Currently, there is a gaping, BeBe sized hole in our life. I have to admit a few days of rest and relaxation sound really nice right now. But I also have to admit that I'm proud of what we did for BeBe. We gave her a place to rest when her mom couldn't take care of her and we gave her stability and tons of love. As did both of our families.

Of course, we learned a lot from her too. We learned about patience and consistency and how to do hair :-) I also learned that even when you're really happy for the kid and the mom, it's still hard to actually drop them off. I surprised myself by crying last night, but not until we were walking away from the apartment. Part of it was because I hate that people have to live in the kinds of "neighborhoods" where BeBe is growing up. Leaving her there = the suck.

PB has, surprisingly, swung into action mode.
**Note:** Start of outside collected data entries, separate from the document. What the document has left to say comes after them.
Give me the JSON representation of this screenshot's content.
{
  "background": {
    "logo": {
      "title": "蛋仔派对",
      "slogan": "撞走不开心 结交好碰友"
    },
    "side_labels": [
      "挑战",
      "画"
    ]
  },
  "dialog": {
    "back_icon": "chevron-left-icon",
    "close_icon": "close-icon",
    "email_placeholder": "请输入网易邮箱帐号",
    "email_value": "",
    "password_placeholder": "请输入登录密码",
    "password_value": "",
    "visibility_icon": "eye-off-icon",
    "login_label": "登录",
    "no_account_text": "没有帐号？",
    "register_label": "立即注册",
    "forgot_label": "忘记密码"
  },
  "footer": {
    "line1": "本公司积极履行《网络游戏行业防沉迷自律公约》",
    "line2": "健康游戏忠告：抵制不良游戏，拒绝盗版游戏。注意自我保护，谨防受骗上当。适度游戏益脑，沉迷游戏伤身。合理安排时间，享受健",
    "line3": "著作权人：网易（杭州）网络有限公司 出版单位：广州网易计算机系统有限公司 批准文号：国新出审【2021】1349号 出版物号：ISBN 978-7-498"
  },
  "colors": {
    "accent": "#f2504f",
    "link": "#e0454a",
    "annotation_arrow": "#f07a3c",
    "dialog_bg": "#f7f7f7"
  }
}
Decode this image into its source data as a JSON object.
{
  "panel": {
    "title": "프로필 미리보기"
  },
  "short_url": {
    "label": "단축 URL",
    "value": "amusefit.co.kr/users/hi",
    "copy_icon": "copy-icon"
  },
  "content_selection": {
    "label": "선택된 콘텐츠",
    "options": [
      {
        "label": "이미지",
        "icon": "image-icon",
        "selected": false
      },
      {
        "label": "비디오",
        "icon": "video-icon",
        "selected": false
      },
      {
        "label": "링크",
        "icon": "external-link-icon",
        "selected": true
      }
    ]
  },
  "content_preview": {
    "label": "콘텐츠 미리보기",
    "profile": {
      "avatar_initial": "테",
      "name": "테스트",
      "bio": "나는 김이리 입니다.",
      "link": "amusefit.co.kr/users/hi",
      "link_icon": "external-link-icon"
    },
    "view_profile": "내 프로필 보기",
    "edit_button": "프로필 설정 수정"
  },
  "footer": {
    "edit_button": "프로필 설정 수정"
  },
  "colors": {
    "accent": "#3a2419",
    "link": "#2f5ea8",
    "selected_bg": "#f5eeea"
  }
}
He wants to pick out colors for the living room. And shop for a new (to us) car. And knock a hole in our dining room to build a bar. I say surprisingly only because I'm usually the one to make big plans and I badger him to actually carry them out. It's refreshing.

Right now, we're thinking we will stick more firmly to our original intention - to foster only infants until we get to adopt at least one child and to branch out to different ages from there. As for private adoption, I think we might register with a few agencies and specify no birthmother expenses so that if the perfect situation comes along we can jump on it. Not that I've actually done that yet. As silly as it sounds I'm wary of all the evaluation again, all those hoops.

So here's hoping we find something through the public system, and that if we don't we at least have some interesting adventures along the way. And as always, all of this is subject to change at any minute, without notice.

3 comments:

Rebecca said...

So, when are you going to knock out the hole for the bar? Want some help, PB?

R.

Dream Mommy said...

I'm sorry for you losses of Bebe and Baby bear. I know it's "what we signed up for" but it's still not easy. You're loving and missing them means your a good mommy and gave everything to them.

TeamWinks said...

Wow, those are ambitious plans!

I will keep my fingers crossed that you find a little one who's meant to be yours.